Wednesday, July 12, 2017

Long Strange Trip - The Grateful Dead

I'm not a Deadhead, though I've known a few, and never attended a Grateful Dead show. Heard plenty of stories, though. Watching Long Strange Trip was a window into some of that folk rock and counter-culture history.
A skull with roses on it, colored to suggest the Grateful Dead lightning bolt skull logo.
The documentary follows the Grateful Dead from their formation in the 1960s all the way through to the 1990s and the death of Jerry Garcia. There's a good amount of background in the early going: hippie culture in California, the musical roots of the band members, and of course a bit of the history of LSD. I learned quite a bit - I had no idea Jerry was a banjo player with several bluegrass bands in the early '60s, for instance. The history is nice for those of us who are too young to remember the '60s and didn't know much about the band members before their famous days.

The documentary doesn't pull punches on the subject of drugs. Acid parties are credited as building a sense of camaraderie, and limiting the clash of egos that is such a struggle for many musicians. There was experimentation with laughing gas in the studio, video crews who learned quickly not to drink anything the band gave them, and even a rivalry between coke-heads and acid-heads on tour. That sort of casual mind-adjustment has never been my taste, but it's interesting to see how the Dead used it to maintain the lifestyle and relationships that they wanted. All of this worked well early on, but eventually people started dying (such as Ron "Pigpen" McKernan from alcoholism, and Brent Mydland from overdose) as the lifestyle took its toll.

Unsurprisingly, none of the band members were particularly business-minded. Their first studio album went way over budget, and one of the interviews talked about how they rarely had any money left after tours since it was spent as quickly as it was made. They talk about the "wall of sound" speaker setup that cost a ridiculous amount to buy and maintain, the chaotic leadership (such as there was any), the lack of planning. It's pretty incredible to me, someone who likes plans and organization, that the whole thing held together...but somehow they made it work through those lean days. And of course, later on the commercial success came almost despite whatever the band did.

That lack of business acumen worked in their favor sometimes, too. Allowing fans to tape the live shows was seen as a terrible business move - who would buy albums if they could get a copy of a live recording? It worked to the band's advantage, though, by expanding the audience who wanted to go to live shows for more of what they'd heard on the tapes.
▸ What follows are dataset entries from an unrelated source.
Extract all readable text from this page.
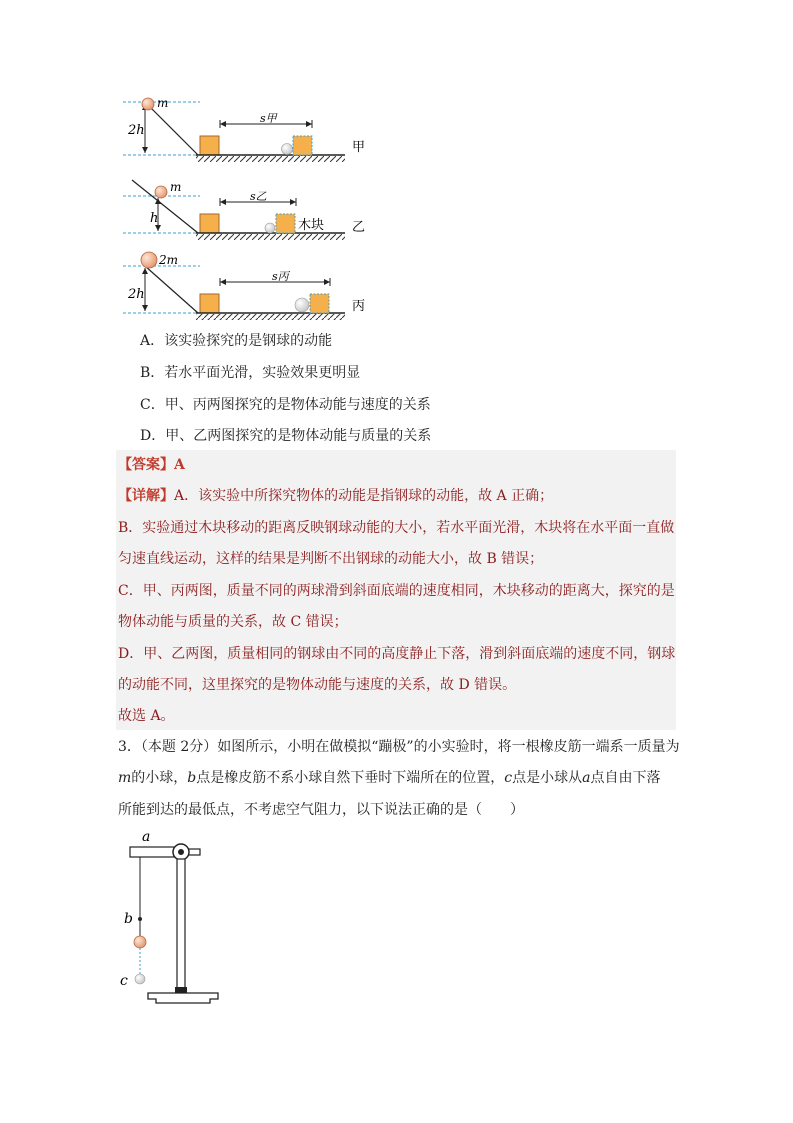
m
2h
s甲
甲
m
h
s乙
木块 乙
2m
2h
s丙
丙
A．该实验探究的是钢球的动能
B．若水平面光滑，实验效果更明显
C．甲、丙两图探究的是物体动能与速度的关系
D．甲、乙两图探究的是物体动能与质量的关系
【答案】A
【详解】A．该实验中所探究物体的动能是指钢球的动能，故 A 正确；
B．实验通过木块移动的距离反映钢球动能的大小，若水平面光滑，木块将在水平面一直做
匀速直线运动，这样的结果是判断不出钢球的动能大小，故 B 错误；
C．甲、丙两图，质量不同的两球滑到斜面底端的速度相同，木块移动的距离大，探究的是
物体动能与质量的关系，故 C 错误；
D．甲、乙两图，质量相同的钢球由不同的高度静止下落，滑到斜面底端的速度不同，钢球
的动能不同，这里探究的是物体动能与速度的关系，故 D 错误。
故选 A。
3．（本题 2分）如图所示，小明在做模拟“蹦极”的小实验时，将一根橡皮筋一端系一质量为
m的小球，b点是橡皮筋不系小球自然下垂时下端所在的位置，c点是小球从a点自由下落
所能到达的最低点，不考虑空气阻力，以下说法正确的是（　　）
a
b
c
A good number of self-identified Deadheads got their first exposure to the band from those live recordings.

To me, the whole story revolved largely around one theme: the band (especially Jerry) was interested primarily in everyone having fun. Whether that meant using drugs to get in the right mindset, or spending too much money to give fans the best concert experience possible, or having semi-controlled chaos instead of a single leader, or ignoring rules and regulations, or being the face of the Grateful Dead for legions of fans. It seems to me that in the end, Jerry had put others having fun ahead of his own well-being for too long.

Long Strange Trip was a very interesting watch. I'm sure there's plenty more depth to the story of the Grateful Dead, but this sure covered a lot. I'm glad to have had the chance to learn a little more about the band through this documentary.